Arthur Gadelha
‘Estranho Caminho’ e ‘Greice’ se encaixam na tensão e no humor de ser estrangeiro
ENSAIO Filmes cearenses dividem espaço raro no circuito brasileiro falando de distâncias parecidas, mesmo com gêneros tão distantes
Quando venceu todos os prêmios no 22º Festival de Tribeca, algo inédito na história do evento americano, ‘Estranho Caminho’ parecia anunciar um grande chacoalho na carreira de Guto Parente. O cineasta cearense foi projetado nacionalmente na década passada como parte de um já extinto coletivo de cinema independente cujas peças, individualmente, aos poucos foram construindo seus próprios trajetos. A estreia comercial de ‘A Filha do Palhaço’ neste mesmo ano parecia criar também uma rima com fato de seu diretor, Pedro Diógenes, também ter feito parte do mesmo coletivo e estar hoje sob a roupagem de algo tão diferente.

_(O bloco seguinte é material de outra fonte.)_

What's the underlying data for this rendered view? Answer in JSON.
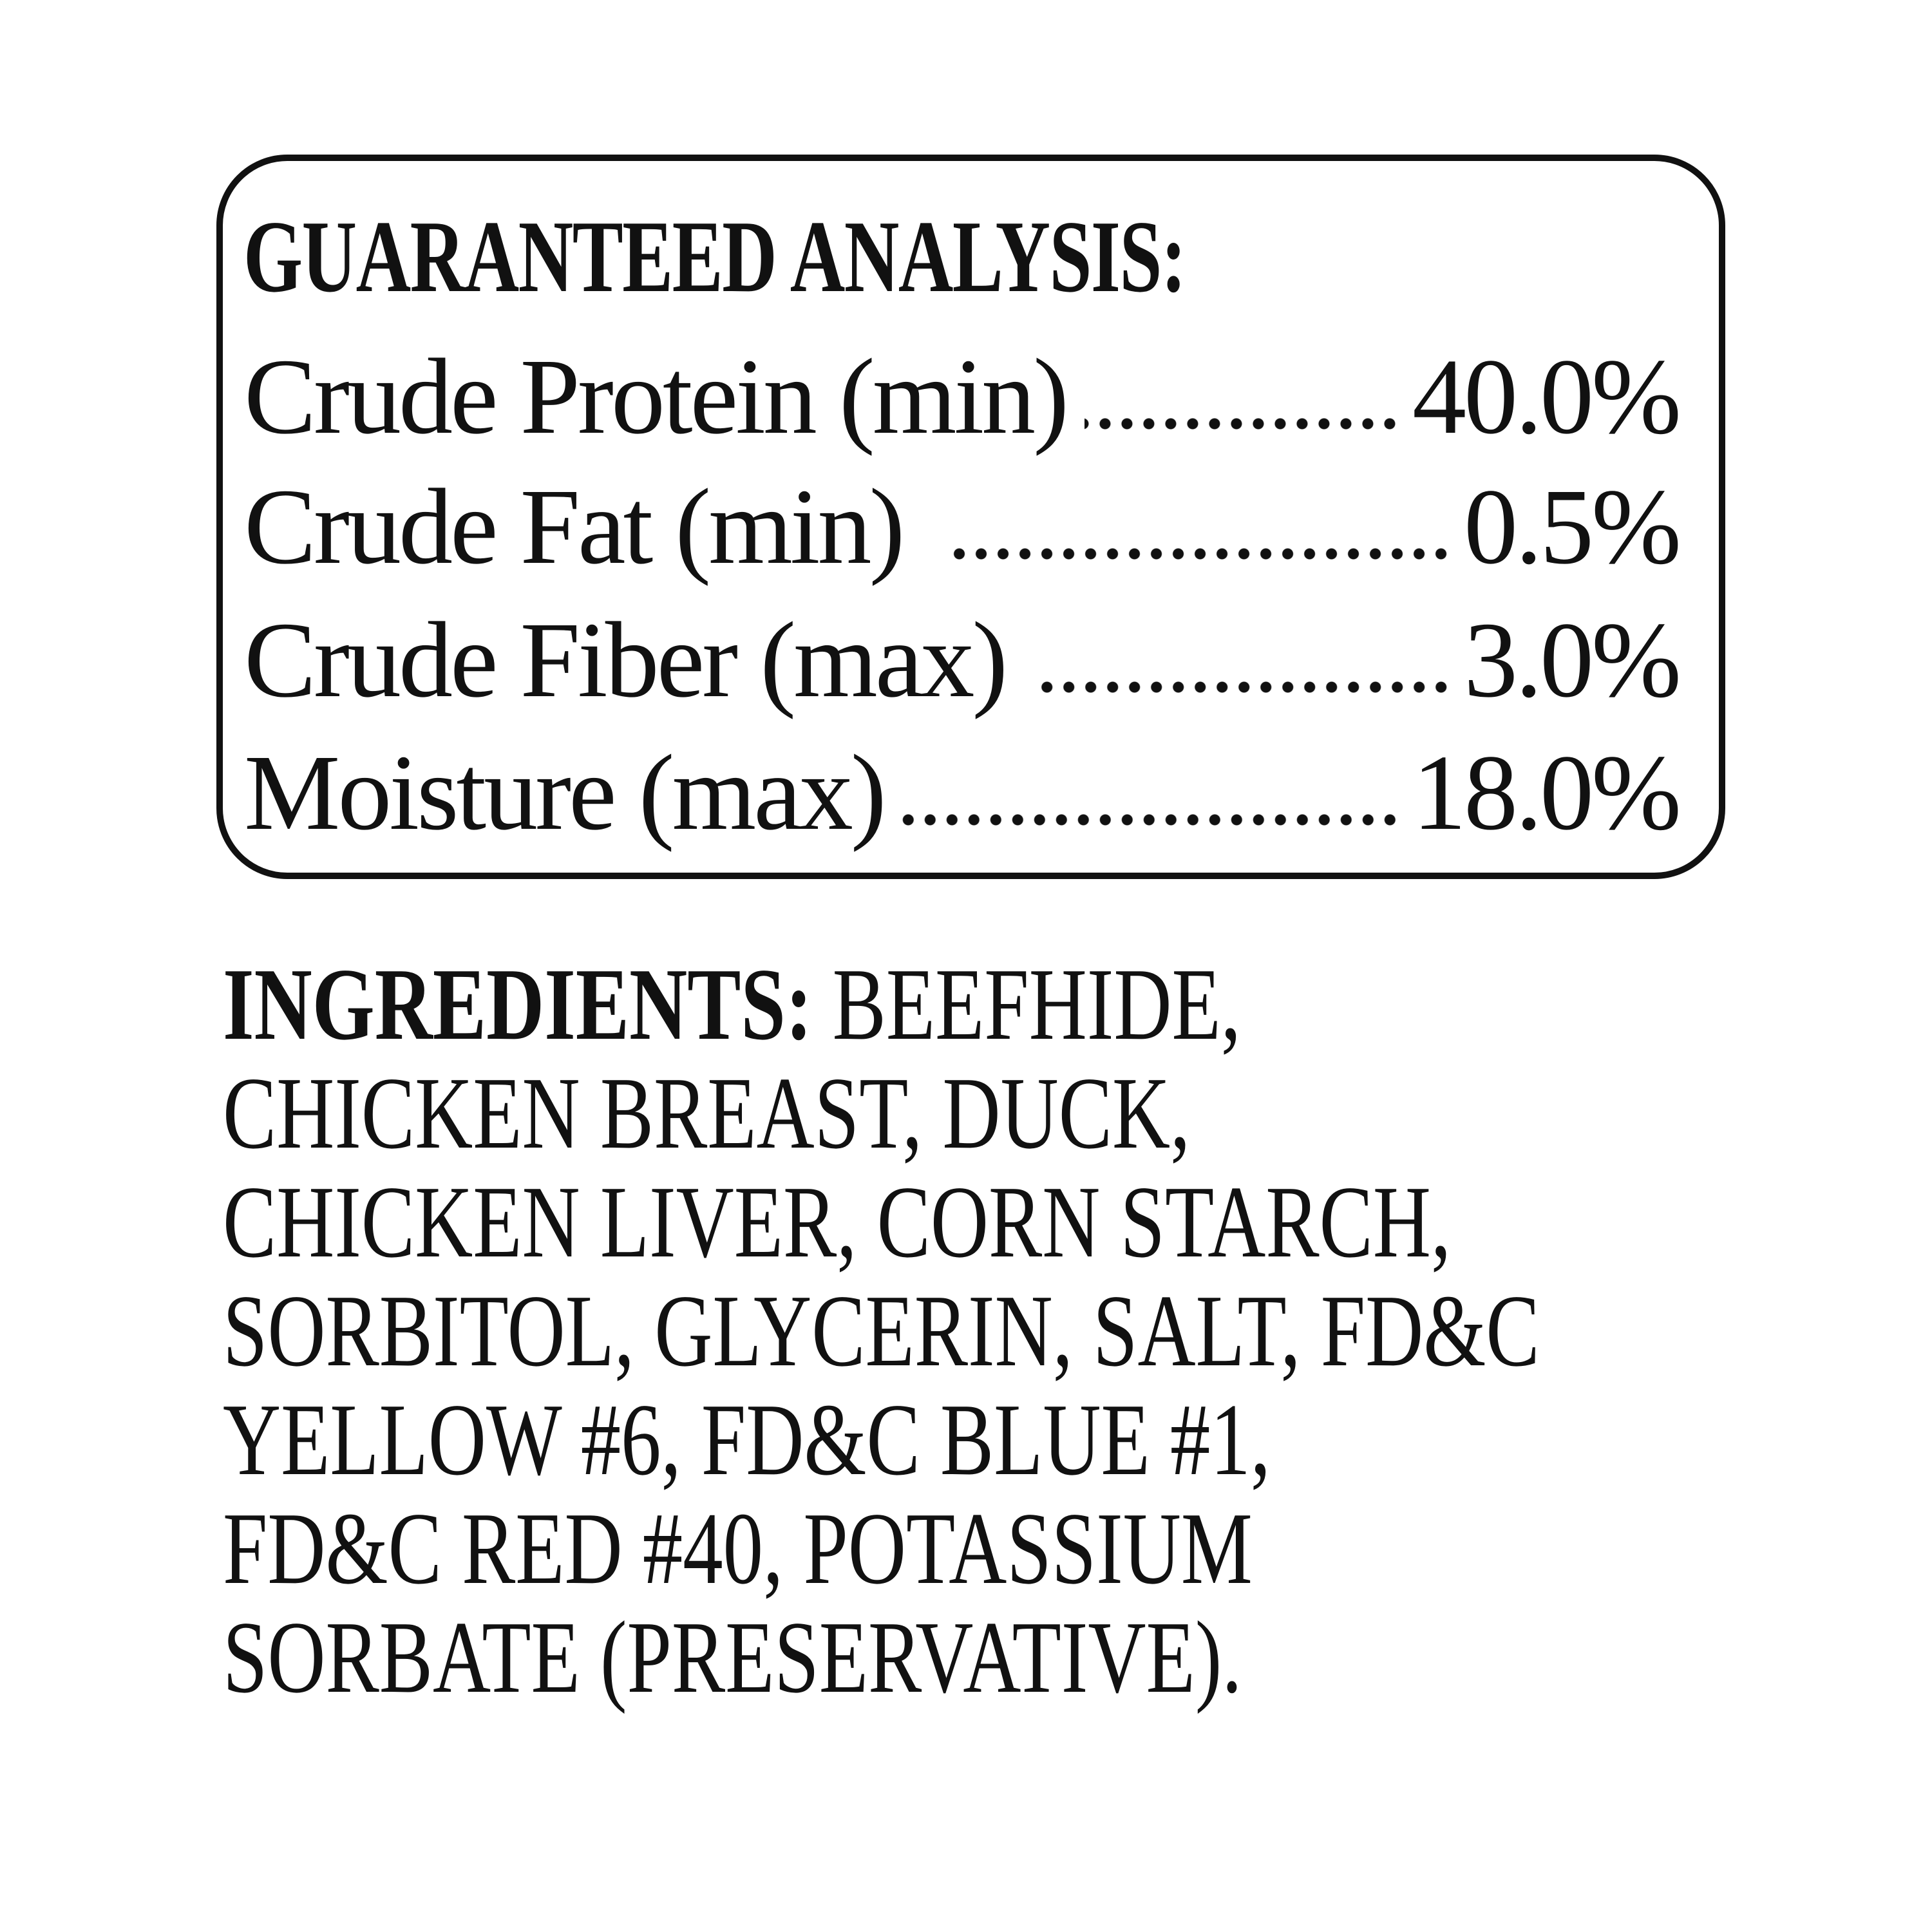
{
  "analysis": {
    "title": "GUARANTEED ANALYSIS:",
    "rows": [
      {
        "label": "Crude Protein (min)",
        "value": "40.0%"
      },
      {
        "label": "Crude Fat (min)",
        "value": "0.5%"
      },
      {
        "label": "Crude Fiber (max)",
        "value": "3.0%"
      },
      {
        "label": "Moisture (max)",
        "value": "18.0%"
      }
    ]
  },
  "ingredients": {
    "label": "INGREDIENTS:",
    "lines": [
      " BEEFHIDE,",
      "CHICKEN BREAST, DUCK,",
      "CHICKEN LIVER, CORN STARCH,",
      "SORBITOL, GLYCERIN, SALT, FD&C",
      "YELLOW #6, FD&C BLUE #1,",
      "FD&C RED #40, POTASSIUM",
      "SORBATE  (PRESERVATIVE)."
    ]
  }
}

Em certo grau, o filme de Guto constrói uma nova imagem sobre seu cinema até mesmo para nós, cinéfilos cearenses, que mesmo tão familiares ainda não conhecíamos uma camada sua tão íntima, sensível e mergulhada em dramas mais realistas, mesmo com um documentário emotivo lançado ano passado. A história, porém, de um filho em atrito com o pai enquanto é feito de refém pela covid-19, sabe encontrar seu grau comedido de delírio sobrenatural.
“É o cara que explode o gringo em Bacurau”, escutei alguém explicando quem era Carlos Francisco, aqui interpretando o pai, e que tem uma presença enigmática em tela – a forma como seu rancor emerge com naturalidade, permeado por humor e tensão, é a grande gravidade do filme. Já no seu segundo longa-metragem, Lucas Limeira assume a árdua tarefa de dividir cenas e diálogos que são sempre guiados por ele, o acontecimento indesviável.

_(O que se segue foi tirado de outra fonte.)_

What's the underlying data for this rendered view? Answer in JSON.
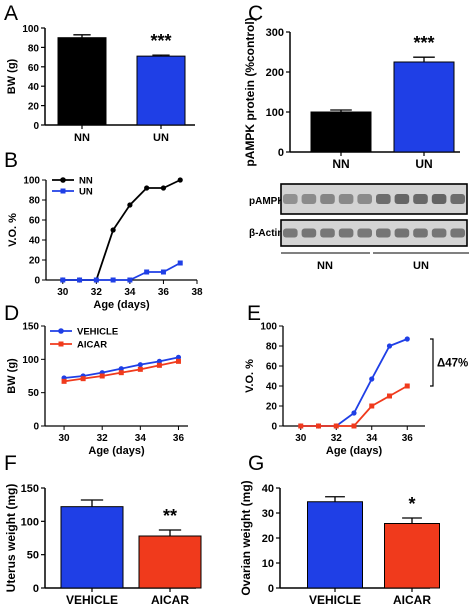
{
  "panels": {
    "A": {
      "letter": "A",
      "ylabel": "BW (g)",
      "yticks": [
        "0",
        "20",
        "40",
        "60",
        "80",
        "100"
      ],
      "categories": [
        "NN",
        "UN"
      ],
      "significance": "***"
    },
    "B": {
      "letter": "B",
      "ylabel": "V.O. %",
      "xlabel": "Age (days)",
      "yticks": [
        "0",
        "20",
        "40",
        "60",
        "80",
        "100"
      ],
      "xticks": [
        "30",
        "32",
        "34",
        "36",
        "38"
      ],
      "legend": [
        "NN",
        "UN"
      ]
    },
    "C": {
      "letter": "C",
      "ylabel": "pAMPK protein (%control)",
      "yticks": [
        "0",
        "100",
        "200",
        "300"
      ],
      "categories": [
        "NN",
        "UN"
      ],
      "significance": "***",
      "blot_labels": [
        "pAMPK",
        "β-Actin"
      ],
      "group_labels": [
        "NN",
        "UN"
      ]
    },
    "D": {
      "letter": "D",
      "ylabel": "BW (g)",
      "xlabel": "Age (days)",
      "yticks": [
        "0",
        "50",
        "100",
        "150"
      ],
      "xticks": [
        "30",
        "32",
        "34",
        "36"
      ],
      "legend": [
        "VEHICLE",
        "AICAR"
      ]
    },
    "E": {
      "letter": "E",
      "ylabel": "V.O. %",
      "xlabel": "Age (days)",
      "yticks": [
        "0",
        "20",
        "40",
        "60",
        "80",
        "100"
      ],
      "xticks": [
        "30",
        "32",
        "34",
        "36"
      ],
      "annotation": "Δ47%"
    },
    "F": {
      "letter": "F",
      "ylabel": "Uterus weight (mg)",
      "yticks": [
        "0",
        "50",
        "100",
        "150"
      ],
      "categories": [
        "VEHICLE",
        "AICAR"
      ],
      "significance": "**"
    },
    "G": {
      "letter": "G",
      "ylabel": "Ovarian weight (mg)",
      "yticks": [
        "0",
        "10",
        "20",
        "30",
        "40"
      ],
      "categories": [
        "VEHICLE",
        "AICAR"
      ],
      "significance": "*"
    }
  },
  "colors": {
    "black": "#000000",
    "blue": "#1f3fe6",
    "red": "#f03a1c",
    "blot_bg": "#d4d4d4",
    "band": "#5a5a5a"
  },
  "chart_data": [
    {
      "id": "A",
      "type": "bar",
      "categories": [
        "NN",
        "UN"
      ],
      "values": [
        90,
        71
      ],
      "errors": [
        3,
        1
      ],
      "colors": [
        "#000000",
        "#1f3fe6"
      ],
      "ylim": [
        0,
        100
      ],
      "ylabel": "BW (g)"
    },
    {
      "id": "B",
      "type": "line",
      "xlim": [
        29,
        38
      ],
      "ylim": [
        0,
        100
      ],
      "xlabel": "Age (days)",
      "ylabel": "V.O. %",
      "legend_position": "top-left",
      "series": [
        {
          "name": "NN",
          "color": "#000000",
          "marker": "circle",
          "x": [
            30,
            31,
            32,
            33,
            34,
            35,
            36,
            37
          ],
          "y": [
            0,
            0,
            0,
            50,
            75,
            92,
            92,
            100
          ]
        },
        {
          "name": "UN",
          "color": "#1f3fe6",
          "marker": "square",
          "x": [
            30,
            31,
            32,
            33,
            34,
            35,
            36,
            37
          ],
          "y": [
            0,
            0,
            0,
            0,
            0,
            8,
            8,
            17
          ]
        }
      ]
    },
    {
      "id": "C",
      "type": "bar",
      "categories": [
        "NN",
        "UN"
      ],
      "values": [
        100,
        225
      ],
      "errors": [
        5,
        12
      ],
      "colors": [
        "#000000",
        "#1f3fe6"
      ],
      "ylim": [
        0,
        300
      ],
      "ylabel": "pAMPK protein (%control)"
    },
    {
      "id": "D",
      "type": "line",
      "xlim": [
        29,
        36.5
      ],
      "ylim": [
        0,
        150
      ],
      "xlabel": "Age (days)",
      "ylabel": "BW (g)",
      "legend_position": "top-left",
      "series": [
        {
          "name": "VEHICLE",
          "color": "#1f3fe6",
          "marker": "circle",
          "x": [
            30,
            31,
            32,
            33,
            34,
            35,
            36
          ],
          "y": [
            72,
            75,
            80,
            86,
            92,
            97,
            103
          ]
        },
        {
          "name": "AICAR",
          "color": "#f03a1c",
          "marker": "square",
          "x": [
            30,
            31,
            32,
            33,
            34,
            35,
            36
          ],
          "y": [
            67,
            71,
            75,
            80,
            85,
            91,
            97
          ]
        }
      ]
    },
    {
      "id": "E",
      "type": "line",
      "xlim": [
        29,
        37
      ],
      "ylim": [
        0,
        100
      ],
      "xlabel": "Age (days)",
      "ylabel": "V.O. %",
      "series": [
        {
          "name": "",
          "color": "#1f3fe6",
          "marker": "circle",
          "x": [
            30,
            31,
            32,
            33,
            34,
            35,
            36
          ],
          "y": [
            0,
            0,
            0,
            13,
            47,
            80,
            87
          ]
        },
        {
          "name": "",
          "color": "#f03a1c",
          "marker": "square",
          "x": [
            30,
            31,
            32,
            33,
            34,
            35,
            36
          ],
          "y": [
            0,
            0,
            0,
            0,
            20,
            30,
            40
          ]
        }
      ]
    },
    {
      "id": "F",
      "type": "bar",
      "categories": [
        "VEHICLE",
        "AICAR"
      ],
      "values": [
        122,
        78
      ],
      "errors": [
        10,
        9
      ],
      "colors": [
        "#1f3fe6",
        "#f03a1c"
      ],
      "ylim": [
        0,
        150
      ],
      "ylabel": "Uterus weight (mg)"
    },
    {
      "id": "G",
      "type": "bar",
      "categories": [
        "VEHICLE",
        "AICAR"
      ],
      "values": [
        34.5,
        25.8
      ],
      "errors": [
        2,
        2.2
      ],
      "colors": [
        "#1f3fe6",
        "#f03a1c"
      ],
      "ylim": [
        0,
        40
      ],
      "ylabel": "Ovarian weight (mg)"
    }
  ]
}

Diferente desse contexto de surpresas e “novos rumos”, Leonardo Mouramateus anunciou seu novo longa-metragem sem causar grande expectativa – isso porque ‘Greice’, que estreou em julho nos cinemas brasileiros, parecia só uma extensão da sua brincadeira entre-nações. Como um estudante de cinema literalmente dividido entre Portugal e Brasil, seus primeiros longas refletiam exatamente isso – Antonio Um Dois Três (2017), do qual gostei muito ao ter assistido em plena pandemia, e A Vida São Dois Dias (2022), que me estagnou um pouco logo em seguida.

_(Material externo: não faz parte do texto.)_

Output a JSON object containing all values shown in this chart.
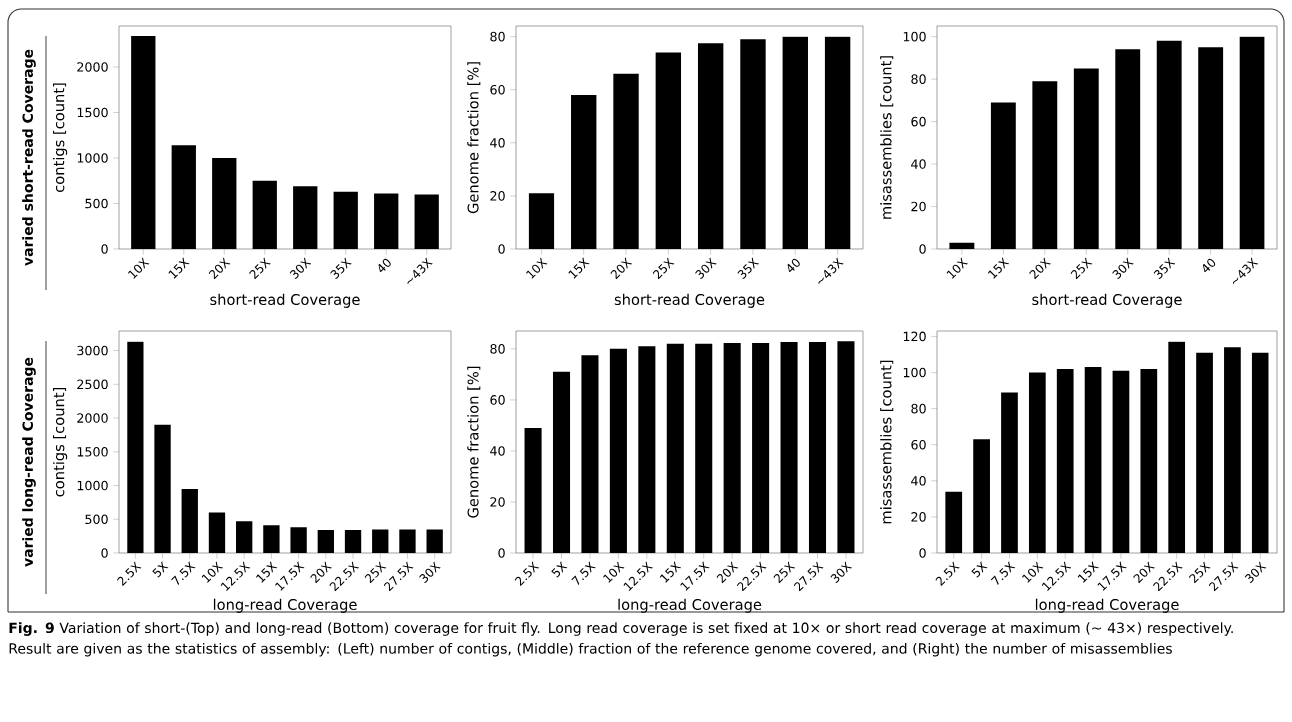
{
  "chart_data": [
    {
      "type": "bar",
      "xlabel": "short-read Coverage",
      "ylabel": "contigs [count]",
      "categories": [
        "10X",
        "15X",
        "20X",
        "25X",
        "30X",
        "35X",
        "40",
        "~43X"
      ],
      "values": [
        2340,
        1140,
        1000,
        750,
        690,
        630,
        610,
        600
      ],
      "color": "#000000",
      "ylim": [
        0,
        2450
      ],
      "yticks": [
        0,
        500,
        1000,
        1500,
        2000
      ],
      "annotations": [
        "varied short-read Coverage"
      ]
    },
    {
      "type": "bar",
      "xlabel": "short-read Coverage",
      "ylabel": "Genome fraction [%]",
      "categories": [
        "10X",
        "15X",
        "20X",
        "25X",
        "30X",
        "35X",
        "40",
        "~43X"
      ],
      "values": [
        21,
        58,
        66,
        74,
        77.5,
        79,
        80,
        80
      ],
      "color": "#000000",
      "ylim": [
        0,
        84
      ],
      "yticks": [
        0,
        20,
        40,
        60,
        80
      ]
    },
    {
      "type": "bar",
      "xlabel": "short-read Coverage",
      "ylabel": "misassemblies [count]",
      "categories": [
        "10X",
        "15X",
        "20X",
        "25X",
        "30X",
        "35X",
        "40",
        "~43X"
      ],
      "values": [
        3,
        69,
        79,
        85,
        94,
        98,
        95,
        100
      ],
      "color": "#000000",
      "ylim": [
        0,
        105
      ],
      "yticks": [
        0,
        20,
        40,
        60,
        80,
        100
      ]
    },
    {
      "type": "bar",
      "xlabel": "long-read Coverage",
      "ylabel": "contigs [count]",
      "categories": [
        "2.5X",
        "5X",
        "7.5X",
        "10X",
        "12.5X",
        "15X",
        "17.5X",
        "20X",
        "22.5X",
        "25X",
        "27.5X",
        "30X"
      ],
      "values": [
        3130,
        1900,
        950,
        600,
        470,
        410,
        380,
        340,
        340,
        350,
        350,
        350
      ],
      "color": "#000000",
      "ylim": [
        0,
        3290
      ],
      "yticks": [
        0,
        500,
        1000,
        1500,
        2000,
        2500,
        3000
      ],
      "annotations": [
        "varied long-read Coverage"
      ]
    },
    {
      "type": "bar",
      "xlabel": "long-read Coverage",
      "ylabel": "Genome fraction [%]",
      "categories": [
        "2.5X",
        "5X",
        "7.5X",
        "10X",
        "12.5X",
        "15X",
        "17.5X",
        "20X",
        "22.5X",
        "25X",
        "27.5X",
        "30X"
      ],
      "values": [
        49,
        71,
        77.5,
        80,
        81,
        82,
        82,
        82.3,
        82.3,
        82.7,
        82.7,
        83
      ],
      "color": "#000000",
      "ylim": [
        0,
        87
      ],
      "yticks": [
        0,
        20,
        40,
        60,
        80
      ]
    },
    {
      "type": "bar",
      "xlabel": "long-read Coverage",
      "ylabel": "misassemblies [count]",
      "categories": [
        "2.5X",
        "5X",
        "7.5X",
        "10X",
        "12.5X",
        "15X",
        "17.5X",
        "20X",
        "22.5X",
        "25X",
        "27.5X",
        "30X"
      ],
      "values": [
        34,
        63,
        89,
        100,
        102,
        103,
        101,
        102,
        117,
        111,
        114,
        111
      ],
      "color": "#000000",
      "ylim": [
        0,
        123
      ],
      "yticks": [
        0,
        20,
        40,
        60,
        80,
        100,
        120
      ],
      "annotations": [
        "**Fig. 9** Variation of short-(Top) and long-read (Bottom) coverage for fruit fly. Long read coverage is set fixed at 10× or short read coverage at maximum (∼ 43×) respectively. Result are given as the statistics of assembly: (Left) number of contigs, (Middle) fraction of the reference genome covered, and (Right) the number of misassemblies"
      ]
    }
  ]
}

Quando venceu o prêmio de Filme, Roteiro e Atriz no 13º Olhar de Cinema, porém, algo parecia estar anunciado para além de uma mera continuação dos dois filmes anteriores. O que seria? Quando finalmente me deparei com o filme, em pré-estreia lotada no Cinema do Dragão com presença da equipe, senti imediatamente: era o humor. De forma geral, o dito “Cinema Cearense” não sabe administrar isso muito bem porque nosso carro-chefe são os filmes do Halder Gomes que começaram tão autênticos e se transformaram numa cidade cenográfica da Globo, reiterados por uma visão repetitivamente limitada de uma caricatura indissociável de algo sobre nós criado pelo imaginário do sudeste.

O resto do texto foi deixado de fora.